O escaldante dezembro de 2006 será inesquecível para a nação colorada. A ansiedade começou na madrugada do dia 17 e terminou após o encerramento do confronto com a memorável vitória do Internacional.

Um amigo gremista, anticolorado de carteirinha, assistiu a Batalha dos Aflitos umas trezentas vezes durante a semana. Dizia que estava preparando o espírito para a decisão de Yokohama.

Esse amigo tem uma filha adolescente fanática pelo Inter. Um filho em idade pré-escolar e esposa, gremistas.

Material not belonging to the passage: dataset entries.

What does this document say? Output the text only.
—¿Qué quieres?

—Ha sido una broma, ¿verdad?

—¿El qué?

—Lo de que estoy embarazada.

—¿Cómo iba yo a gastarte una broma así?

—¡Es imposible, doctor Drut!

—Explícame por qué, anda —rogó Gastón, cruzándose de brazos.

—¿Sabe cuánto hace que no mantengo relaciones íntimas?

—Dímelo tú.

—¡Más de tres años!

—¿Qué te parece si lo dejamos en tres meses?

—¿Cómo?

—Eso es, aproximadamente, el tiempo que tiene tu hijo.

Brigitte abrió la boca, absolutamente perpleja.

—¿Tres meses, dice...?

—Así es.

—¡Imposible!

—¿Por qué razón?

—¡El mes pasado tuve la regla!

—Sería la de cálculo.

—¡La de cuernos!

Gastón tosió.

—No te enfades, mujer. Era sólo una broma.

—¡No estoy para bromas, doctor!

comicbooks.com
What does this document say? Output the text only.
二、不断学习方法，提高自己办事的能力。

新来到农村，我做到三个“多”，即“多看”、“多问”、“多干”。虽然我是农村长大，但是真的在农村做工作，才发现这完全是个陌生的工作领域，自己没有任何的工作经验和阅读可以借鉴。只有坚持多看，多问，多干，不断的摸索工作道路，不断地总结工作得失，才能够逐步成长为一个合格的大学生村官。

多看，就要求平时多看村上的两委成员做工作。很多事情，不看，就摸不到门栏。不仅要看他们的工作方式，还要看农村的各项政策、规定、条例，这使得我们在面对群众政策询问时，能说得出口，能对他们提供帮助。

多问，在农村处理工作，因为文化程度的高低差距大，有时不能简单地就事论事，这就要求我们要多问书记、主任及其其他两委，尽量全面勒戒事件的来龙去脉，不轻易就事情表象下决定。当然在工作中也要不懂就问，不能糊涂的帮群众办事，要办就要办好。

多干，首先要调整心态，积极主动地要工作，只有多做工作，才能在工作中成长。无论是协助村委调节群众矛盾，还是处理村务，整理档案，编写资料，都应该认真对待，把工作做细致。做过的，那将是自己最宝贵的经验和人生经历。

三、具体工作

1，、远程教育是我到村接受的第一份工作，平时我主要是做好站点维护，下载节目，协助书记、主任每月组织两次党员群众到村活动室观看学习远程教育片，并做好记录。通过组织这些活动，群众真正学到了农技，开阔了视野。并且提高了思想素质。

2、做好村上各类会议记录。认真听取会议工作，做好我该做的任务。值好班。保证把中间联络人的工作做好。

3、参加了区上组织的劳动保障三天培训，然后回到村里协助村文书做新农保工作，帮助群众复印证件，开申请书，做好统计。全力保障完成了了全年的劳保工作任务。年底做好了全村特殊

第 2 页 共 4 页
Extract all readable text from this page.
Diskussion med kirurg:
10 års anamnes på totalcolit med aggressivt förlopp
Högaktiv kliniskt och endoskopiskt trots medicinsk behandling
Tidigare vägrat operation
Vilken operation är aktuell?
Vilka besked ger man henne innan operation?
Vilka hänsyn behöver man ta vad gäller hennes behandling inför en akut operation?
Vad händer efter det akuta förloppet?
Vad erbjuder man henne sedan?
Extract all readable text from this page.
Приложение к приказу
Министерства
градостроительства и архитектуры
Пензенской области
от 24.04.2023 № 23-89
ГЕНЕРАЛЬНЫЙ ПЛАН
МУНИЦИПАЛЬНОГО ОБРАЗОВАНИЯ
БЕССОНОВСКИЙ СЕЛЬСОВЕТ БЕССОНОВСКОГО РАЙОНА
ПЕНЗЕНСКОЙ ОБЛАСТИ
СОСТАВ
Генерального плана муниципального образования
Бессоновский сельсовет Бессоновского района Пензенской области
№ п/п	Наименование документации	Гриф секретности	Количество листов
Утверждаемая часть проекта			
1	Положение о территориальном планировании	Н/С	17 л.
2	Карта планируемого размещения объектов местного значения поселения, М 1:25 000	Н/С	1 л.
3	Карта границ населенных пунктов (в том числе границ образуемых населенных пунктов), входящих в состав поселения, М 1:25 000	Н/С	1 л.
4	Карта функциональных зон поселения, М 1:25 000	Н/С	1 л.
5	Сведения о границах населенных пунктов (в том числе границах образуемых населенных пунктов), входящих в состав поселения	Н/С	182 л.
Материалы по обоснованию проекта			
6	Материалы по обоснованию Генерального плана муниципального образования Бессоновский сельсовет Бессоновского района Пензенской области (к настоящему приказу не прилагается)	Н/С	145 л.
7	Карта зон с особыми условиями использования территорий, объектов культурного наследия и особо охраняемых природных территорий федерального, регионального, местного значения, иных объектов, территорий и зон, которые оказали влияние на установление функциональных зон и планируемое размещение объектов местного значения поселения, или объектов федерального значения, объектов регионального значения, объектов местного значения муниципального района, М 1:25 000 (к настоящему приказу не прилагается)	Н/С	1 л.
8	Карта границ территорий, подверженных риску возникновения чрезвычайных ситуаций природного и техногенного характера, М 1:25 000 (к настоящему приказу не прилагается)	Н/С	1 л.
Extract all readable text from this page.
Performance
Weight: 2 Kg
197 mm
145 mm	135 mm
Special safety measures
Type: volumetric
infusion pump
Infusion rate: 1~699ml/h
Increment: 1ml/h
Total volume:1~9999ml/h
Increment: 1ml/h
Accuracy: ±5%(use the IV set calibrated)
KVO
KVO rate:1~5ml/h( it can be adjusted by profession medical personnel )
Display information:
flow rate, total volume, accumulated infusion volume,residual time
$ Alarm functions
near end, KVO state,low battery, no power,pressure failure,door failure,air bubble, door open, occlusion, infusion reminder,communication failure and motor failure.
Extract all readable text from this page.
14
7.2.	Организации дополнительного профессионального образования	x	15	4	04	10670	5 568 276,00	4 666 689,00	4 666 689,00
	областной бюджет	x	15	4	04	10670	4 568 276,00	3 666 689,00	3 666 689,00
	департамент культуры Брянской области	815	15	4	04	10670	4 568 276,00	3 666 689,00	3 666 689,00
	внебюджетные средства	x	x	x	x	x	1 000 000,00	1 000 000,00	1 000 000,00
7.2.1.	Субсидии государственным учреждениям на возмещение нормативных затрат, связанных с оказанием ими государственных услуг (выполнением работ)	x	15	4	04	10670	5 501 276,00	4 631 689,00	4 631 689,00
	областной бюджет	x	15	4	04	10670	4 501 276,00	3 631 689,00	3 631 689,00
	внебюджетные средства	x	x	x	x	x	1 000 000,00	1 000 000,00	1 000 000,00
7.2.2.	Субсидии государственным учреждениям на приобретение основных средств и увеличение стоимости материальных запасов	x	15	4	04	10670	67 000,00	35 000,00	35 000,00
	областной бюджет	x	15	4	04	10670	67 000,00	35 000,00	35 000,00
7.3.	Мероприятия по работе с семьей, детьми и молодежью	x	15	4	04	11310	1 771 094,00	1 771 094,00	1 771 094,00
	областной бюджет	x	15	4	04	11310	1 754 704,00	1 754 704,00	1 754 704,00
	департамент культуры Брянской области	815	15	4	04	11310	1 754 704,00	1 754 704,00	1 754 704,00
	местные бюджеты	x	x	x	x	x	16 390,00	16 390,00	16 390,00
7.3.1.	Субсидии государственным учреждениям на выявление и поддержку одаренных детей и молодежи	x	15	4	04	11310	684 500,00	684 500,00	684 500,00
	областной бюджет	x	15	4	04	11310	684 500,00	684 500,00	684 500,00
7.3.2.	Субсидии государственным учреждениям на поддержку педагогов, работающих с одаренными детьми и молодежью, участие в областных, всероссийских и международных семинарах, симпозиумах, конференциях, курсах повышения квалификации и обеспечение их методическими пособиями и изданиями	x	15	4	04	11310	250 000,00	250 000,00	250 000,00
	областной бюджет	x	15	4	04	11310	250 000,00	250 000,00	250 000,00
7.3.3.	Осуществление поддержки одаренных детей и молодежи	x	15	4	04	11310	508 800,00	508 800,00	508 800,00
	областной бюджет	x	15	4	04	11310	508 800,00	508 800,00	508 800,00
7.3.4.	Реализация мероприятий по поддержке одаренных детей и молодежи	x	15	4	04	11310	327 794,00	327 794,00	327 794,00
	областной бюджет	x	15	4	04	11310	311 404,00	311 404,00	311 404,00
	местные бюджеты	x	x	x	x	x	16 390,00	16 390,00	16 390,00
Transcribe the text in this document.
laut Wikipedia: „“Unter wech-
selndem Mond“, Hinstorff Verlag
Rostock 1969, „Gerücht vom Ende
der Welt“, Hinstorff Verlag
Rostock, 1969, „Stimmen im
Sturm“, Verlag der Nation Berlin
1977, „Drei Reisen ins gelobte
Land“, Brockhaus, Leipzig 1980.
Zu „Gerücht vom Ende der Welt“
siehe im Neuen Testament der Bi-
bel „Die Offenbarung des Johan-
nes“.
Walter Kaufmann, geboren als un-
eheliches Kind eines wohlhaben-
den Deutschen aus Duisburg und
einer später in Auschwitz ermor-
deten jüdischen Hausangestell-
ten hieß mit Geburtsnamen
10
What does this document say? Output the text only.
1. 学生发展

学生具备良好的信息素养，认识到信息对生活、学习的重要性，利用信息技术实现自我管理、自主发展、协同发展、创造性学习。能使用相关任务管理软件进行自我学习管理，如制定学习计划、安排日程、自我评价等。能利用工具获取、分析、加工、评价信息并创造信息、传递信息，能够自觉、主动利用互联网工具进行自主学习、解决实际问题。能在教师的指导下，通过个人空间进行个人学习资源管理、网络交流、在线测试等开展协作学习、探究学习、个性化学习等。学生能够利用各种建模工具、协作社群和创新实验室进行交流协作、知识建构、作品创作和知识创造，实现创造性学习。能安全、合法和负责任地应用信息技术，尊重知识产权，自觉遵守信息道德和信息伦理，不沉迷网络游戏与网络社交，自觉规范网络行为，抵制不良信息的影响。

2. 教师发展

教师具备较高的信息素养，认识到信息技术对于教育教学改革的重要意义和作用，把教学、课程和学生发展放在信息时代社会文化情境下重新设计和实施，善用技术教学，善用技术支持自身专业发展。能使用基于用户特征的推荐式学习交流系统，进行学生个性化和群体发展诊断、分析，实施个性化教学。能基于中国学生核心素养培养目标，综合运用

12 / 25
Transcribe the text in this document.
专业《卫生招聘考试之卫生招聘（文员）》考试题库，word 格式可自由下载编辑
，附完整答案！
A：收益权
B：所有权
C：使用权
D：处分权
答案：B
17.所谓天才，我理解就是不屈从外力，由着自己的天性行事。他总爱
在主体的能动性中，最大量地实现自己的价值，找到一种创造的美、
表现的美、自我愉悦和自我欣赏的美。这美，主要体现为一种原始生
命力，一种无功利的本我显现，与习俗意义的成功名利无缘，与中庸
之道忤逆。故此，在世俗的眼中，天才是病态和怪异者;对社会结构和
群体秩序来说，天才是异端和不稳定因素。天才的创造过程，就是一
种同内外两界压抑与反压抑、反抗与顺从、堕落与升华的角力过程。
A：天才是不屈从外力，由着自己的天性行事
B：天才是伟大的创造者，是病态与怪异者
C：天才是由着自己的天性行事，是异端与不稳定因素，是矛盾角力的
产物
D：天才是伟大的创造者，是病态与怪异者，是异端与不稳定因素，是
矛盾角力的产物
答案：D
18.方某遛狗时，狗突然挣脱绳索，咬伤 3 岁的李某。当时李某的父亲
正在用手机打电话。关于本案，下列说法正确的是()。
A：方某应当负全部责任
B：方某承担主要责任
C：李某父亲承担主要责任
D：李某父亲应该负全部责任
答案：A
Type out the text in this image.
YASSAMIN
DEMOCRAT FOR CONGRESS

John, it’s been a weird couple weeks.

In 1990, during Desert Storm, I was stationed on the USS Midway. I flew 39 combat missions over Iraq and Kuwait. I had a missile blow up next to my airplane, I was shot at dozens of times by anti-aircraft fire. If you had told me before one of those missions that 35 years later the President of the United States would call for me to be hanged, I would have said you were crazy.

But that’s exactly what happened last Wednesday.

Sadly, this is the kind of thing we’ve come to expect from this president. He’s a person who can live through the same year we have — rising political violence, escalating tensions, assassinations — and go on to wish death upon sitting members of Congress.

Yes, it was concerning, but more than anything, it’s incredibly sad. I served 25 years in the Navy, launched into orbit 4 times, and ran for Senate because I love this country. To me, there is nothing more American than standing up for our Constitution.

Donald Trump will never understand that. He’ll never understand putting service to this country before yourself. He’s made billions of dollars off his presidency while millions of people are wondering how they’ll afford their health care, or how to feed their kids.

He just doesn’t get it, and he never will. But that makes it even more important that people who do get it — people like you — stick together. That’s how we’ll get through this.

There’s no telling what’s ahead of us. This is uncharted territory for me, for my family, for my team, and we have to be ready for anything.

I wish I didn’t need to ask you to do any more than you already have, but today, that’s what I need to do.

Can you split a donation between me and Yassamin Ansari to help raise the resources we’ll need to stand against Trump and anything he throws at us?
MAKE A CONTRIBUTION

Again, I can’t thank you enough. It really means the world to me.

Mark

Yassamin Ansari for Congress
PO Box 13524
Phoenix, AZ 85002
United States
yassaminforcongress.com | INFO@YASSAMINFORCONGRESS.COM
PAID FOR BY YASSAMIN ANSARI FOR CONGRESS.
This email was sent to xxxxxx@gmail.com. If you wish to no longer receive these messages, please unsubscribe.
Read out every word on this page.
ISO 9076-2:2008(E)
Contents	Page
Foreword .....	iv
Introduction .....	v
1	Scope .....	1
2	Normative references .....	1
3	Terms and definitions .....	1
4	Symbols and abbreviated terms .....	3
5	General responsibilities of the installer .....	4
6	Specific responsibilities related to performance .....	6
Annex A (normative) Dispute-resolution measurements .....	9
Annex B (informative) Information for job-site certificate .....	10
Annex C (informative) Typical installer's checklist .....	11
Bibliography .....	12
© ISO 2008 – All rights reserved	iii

A esposa é tão desinformada sobre futebol que, para ela, o Danrlei ainda é o guarda-metas do Grêmio.

Domingo pela manhã, pai e filha diante da televisão.

O secador manteve-se numa atitude neutra, em respeito à torcedora que sofria a seu lado a cada ataque do Barcelona. A filha de joelhos, na sala, rogava pragas para o Ronaldinho. Na lesão do Fernandão fazia mímicas com as mãos como se estivesse massageando as panturrilhas do craque. O semblante da menina era de sofrimento.

Quando Iarley avançou e passou a bola para o Gabiru, esse amigo gritou: "Chuta desgraçado!". Não foi bem a palavra desgraçado que ele exclamou, mas tudo bem. Não se conteve e festejou o gol da vitória do Inter. E para se acalmar ainda dividiu umas doses de tequila com a garota.

Emocionado contou-me essa estória. "A felicidade de minha filha estava em jogo e ela sofreu em demasia durante a partida. Eu queria vê-la feliz, saltitante pela Avenida Presidente Vargas. O sorriso dela vale muito mais que a minha aversão pelo colorado".

Havia um gremista feliz com a vitória do Internacional. Chamaríamos isso de "A dialética do torcedor".

Sou um cara de sorte, particularmente, não tenho esse problema. Torcemos todos pelo Clube do Povo. Uma tradição maragata refletida na paixão pelo futebol. De pai para filho desde 1909.

Na política, sim, meus filhos rejeitaram, peremptoriamente, meus candidatos. Uma ojeriza compreensível diante de tamanha onda de escândalos e corrupção que assolam o país. Até eu ando meio desenxabido.

No entanto, essas divergências não causam bate-boas, não há motivos para debates acalorados, pois há muito tempo que a política não nos proporciona saudáveis emoções. Há tempos que nossas bandeiras estão enroladas atrás do armário.

Mas no futebol há uma convergência de ideais. Estávamos todos embandeirados e fomos vitoriosos. "We are the champions".